Tesla’s headquarters have been in Palo Alto for more than a decade. The city, home of Stanford University, is across the bay from Fremont.
Tesla is one of several California companies to say they were moving to Texas in recent months. Hewlett Packard Enterprise said in December it was moving to the Houston area and Charles Schwab has moved to a suburb of Dallas and Fort Worth.

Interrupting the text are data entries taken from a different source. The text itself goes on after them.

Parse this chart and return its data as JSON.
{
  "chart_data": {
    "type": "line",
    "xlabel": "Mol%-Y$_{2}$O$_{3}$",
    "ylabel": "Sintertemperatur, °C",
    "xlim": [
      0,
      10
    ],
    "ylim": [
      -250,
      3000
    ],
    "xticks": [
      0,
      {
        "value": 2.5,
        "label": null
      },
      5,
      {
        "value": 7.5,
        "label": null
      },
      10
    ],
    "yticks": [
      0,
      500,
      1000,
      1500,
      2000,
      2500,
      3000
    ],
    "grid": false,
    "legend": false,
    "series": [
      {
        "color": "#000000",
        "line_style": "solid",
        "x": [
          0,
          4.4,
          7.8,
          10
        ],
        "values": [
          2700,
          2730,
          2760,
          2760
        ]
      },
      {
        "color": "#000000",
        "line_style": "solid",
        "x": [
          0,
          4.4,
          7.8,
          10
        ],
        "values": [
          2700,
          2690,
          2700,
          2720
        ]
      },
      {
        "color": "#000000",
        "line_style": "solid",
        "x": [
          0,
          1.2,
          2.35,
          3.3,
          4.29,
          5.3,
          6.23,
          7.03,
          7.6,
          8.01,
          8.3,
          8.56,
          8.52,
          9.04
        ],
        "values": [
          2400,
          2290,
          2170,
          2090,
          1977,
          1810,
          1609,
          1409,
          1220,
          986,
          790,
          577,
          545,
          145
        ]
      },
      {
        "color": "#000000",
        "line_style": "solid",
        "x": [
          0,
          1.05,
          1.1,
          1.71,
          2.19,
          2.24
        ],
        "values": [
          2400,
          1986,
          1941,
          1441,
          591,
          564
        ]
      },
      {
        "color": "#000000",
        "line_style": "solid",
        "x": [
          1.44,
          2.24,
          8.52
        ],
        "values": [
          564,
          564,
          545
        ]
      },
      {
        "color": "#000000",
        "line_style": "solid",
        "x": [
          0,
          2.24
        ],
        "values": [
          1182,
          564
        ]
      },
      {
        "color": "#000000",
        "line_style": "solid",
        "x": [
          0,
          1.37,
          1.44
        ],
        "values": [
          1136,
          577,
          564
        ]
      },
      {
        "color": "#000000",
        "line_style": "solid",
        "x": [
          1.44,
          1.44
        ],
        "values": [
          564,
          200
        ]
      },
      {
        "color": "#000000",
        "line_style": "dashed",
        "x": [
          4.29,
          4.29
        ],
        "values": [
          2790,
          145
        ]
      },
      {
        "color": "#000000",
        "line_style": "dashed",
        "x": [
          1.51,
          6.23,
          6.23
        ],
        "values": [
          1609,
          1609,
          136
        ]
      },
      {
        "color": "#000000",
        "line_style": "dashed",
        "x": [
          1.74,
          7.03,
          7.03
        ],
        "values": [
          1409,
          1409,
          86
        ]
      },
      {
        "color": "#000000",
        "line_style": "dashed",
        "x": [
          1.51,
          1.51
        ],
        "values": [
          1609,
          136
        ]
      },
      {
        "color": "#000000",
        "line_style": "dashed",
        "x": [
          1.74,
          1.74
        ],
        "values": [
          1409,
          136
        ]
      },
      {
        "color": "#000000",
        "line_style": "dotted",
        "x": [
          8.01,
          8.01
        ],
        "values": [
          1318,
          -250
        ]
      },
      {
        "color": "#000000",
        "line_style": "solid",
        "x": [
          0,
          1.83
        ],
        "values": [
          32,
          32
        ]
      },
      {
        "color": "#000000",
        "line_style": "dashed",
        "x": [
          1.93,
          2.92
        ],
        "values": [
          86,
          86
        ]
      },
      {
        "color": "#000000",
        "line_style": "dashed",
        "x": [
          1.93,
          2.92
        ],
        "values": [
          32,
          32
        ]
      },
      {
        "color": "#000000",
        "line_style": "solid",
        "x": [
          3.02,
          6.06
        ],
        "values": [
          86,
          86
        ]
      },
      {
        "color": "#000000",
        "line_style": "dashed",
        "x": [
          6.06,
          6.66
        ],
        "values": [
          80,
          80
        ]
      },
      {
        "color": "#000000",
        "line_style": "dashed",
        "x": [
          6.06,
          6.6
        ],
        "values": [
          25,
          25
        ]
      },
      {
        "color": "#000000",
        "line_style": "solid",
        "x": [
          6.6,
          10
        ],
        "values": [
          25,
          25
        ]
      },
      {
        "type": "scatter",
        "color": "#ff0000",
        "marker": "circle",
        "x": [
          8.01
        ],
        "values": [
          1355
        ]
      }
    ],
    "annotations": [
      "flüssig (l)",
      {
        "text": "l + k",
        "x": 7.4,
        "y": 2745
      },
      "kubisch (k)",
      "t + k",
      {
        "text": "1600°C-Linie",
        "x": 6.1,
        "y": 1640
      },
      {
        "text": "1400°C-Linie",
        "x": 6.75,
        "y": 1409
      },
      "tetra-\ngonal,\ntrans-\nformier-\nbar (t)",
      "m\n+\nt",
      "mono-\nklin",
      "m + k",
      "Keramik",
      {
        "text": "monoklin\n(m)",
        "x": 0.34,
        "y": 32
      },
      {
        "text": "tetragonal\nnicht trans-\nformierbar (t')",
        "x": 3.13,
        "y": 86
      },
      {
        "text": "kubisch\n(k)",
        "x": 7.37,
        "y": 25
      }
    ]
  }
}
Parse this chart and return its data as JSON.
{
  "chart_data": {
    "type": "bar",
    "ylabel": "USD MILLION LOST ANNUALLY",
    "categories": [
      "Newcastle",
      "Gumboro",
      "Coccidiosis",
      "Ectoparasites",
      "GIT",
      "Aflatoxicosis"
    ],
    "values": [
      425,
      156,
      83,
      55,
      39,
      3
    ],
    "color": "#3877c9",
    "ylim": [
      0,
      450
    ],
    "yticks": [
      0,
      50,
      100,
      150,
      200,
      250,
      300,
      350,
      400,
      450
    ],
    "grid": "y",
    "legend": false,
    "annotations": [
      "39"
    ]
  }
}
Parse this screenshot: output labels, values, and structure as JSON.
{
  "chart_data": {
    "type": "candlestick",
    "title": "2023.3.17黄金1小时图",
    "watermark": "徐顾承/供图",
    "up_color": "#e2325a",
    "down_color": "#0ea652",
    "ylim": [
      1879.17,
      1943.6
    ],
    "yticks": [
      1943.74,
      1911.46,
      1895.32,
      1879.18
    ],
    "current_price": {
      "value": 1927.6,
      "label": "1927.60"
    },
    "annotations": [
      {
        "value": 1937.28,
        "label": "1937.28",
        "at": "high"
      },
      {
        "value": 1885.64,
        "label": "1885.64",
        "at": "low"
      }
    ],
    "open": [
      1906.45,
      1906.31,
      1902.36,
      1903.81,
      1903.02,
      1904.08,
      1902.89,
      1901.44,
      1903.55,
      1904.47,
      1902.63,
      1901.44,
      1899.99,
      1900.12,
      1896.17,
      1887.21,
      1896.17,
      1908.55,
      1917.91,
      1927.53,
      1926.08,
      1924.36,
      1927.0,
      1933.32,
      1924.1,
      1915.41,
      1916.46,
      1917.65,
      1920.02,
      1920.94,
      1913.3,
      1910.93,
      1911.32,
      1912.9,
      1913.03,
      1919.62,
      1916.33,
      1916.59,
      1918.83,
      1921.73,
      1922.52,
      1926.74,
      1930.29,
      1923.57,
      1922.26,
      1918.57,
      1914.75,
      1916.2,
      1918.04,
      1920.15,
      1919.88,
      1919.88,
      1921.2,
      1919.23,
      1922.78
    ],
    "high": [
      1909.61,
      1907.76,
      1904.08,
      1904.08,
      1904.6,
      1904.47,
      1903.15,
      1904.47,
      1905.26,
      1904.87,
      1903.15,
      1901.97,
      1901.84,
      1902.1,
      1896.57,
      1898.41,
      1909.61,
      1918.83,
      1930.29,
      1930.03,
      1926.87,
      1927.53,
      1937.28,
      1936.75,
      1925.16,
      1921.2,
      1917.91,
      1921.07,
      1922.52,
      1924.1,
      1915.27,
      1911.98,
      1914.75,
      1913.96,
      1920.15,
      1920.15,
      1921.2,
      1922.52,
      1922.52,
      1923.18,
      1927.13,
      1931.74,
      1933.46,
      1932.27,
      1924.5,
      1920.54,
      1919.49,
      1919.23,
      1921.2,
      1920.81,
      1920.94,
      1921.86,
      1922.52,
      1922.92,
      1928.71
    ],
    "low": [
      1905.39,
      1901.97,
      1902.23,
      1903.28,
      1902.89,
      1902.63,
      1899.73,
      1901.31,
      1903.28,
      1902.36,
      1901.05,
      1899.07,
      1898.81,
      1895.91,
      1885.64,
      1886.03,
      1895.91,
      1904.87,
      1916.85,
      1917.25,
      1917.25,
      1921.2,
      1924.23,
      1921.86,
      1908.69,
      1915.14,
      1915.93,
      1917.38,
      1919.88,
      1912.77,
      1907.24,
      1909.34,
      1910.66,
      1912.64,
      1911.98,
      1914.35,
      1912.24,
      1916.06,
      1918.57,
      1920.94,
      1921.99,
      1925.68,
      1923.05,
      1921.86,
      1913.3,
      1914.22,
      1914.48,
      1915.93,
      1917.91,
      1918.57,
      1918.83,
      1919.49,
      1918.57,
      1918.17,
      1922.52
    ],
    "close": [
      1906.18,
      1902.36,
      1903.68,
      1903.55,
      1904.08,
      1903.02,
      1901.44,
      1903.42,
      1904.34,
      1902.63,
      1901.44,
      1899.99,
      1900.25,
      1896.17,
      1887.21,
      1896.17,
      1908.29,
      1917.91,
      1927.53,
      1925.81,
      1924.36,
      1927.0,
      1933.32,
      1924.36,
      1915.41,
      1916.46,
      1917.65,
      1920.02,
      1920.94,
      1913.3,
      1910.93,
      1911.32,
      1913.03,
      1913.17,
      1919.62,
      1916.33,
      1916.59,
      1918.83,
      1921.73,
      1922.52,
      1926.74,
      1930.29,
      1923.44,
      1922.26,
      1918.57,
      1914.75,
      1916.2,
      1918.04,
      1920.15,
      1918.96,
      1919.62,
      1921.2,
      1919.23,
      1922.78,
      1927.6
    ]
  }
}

Mr. Musk’s decision will surely add fuel to a ceaseless debate between officials and executives in Texas and California about which state is a better place to do business. Gov. Greg Abbott of Texas, and his predecessors, have courted California companies to move to the state, arguing that it has lower taxes and lower housing and other costs. California has long played up the technological prowess of Silicon Valley and its universities as the reason many entrepreneurs start and build their companies there, a list that includes Tesla, Facebook, Google and Apple.
Mr. Musk revealed the move after shareholders voted to force Tesla board members to run for re-election annually, down from every three years, according to preliminary results announced by the company. They also voted to require the company to publish more detail about efforts to diversify its work force.
In a report last year, Tesla revealed that its U.S. leadership was 59 percent white and 83 percent male. The company’s overall U.S. work force is 79 percent male and 34 percent white.
The vote comes just days after a federal jury ordered Tesla to pay $137 million to Owen Diaz, a former contractor who said he faced repeated racist harassment while working at Tesla’s factory in Fremont, in 2015 and 2016. Tesla faces similar accusations from dozens of others in a class-action lawsuit.
The diversity report proposal, from Calvert Research and Management, a firm that focuses on responsible investment and is owned by Morgan Stanley, will require Tesla to publish annual reports about its diversity and inclusion efforts, something many other large companies already do.
Investors also re-elected to the board Kimbal Musk, Mr. Musk’s brother; and James Murdoch, the former 21st Century Fox executive, despite a recommendation to vote against them by ISS, a firm that advises investors on shareholder votes and corporate governance.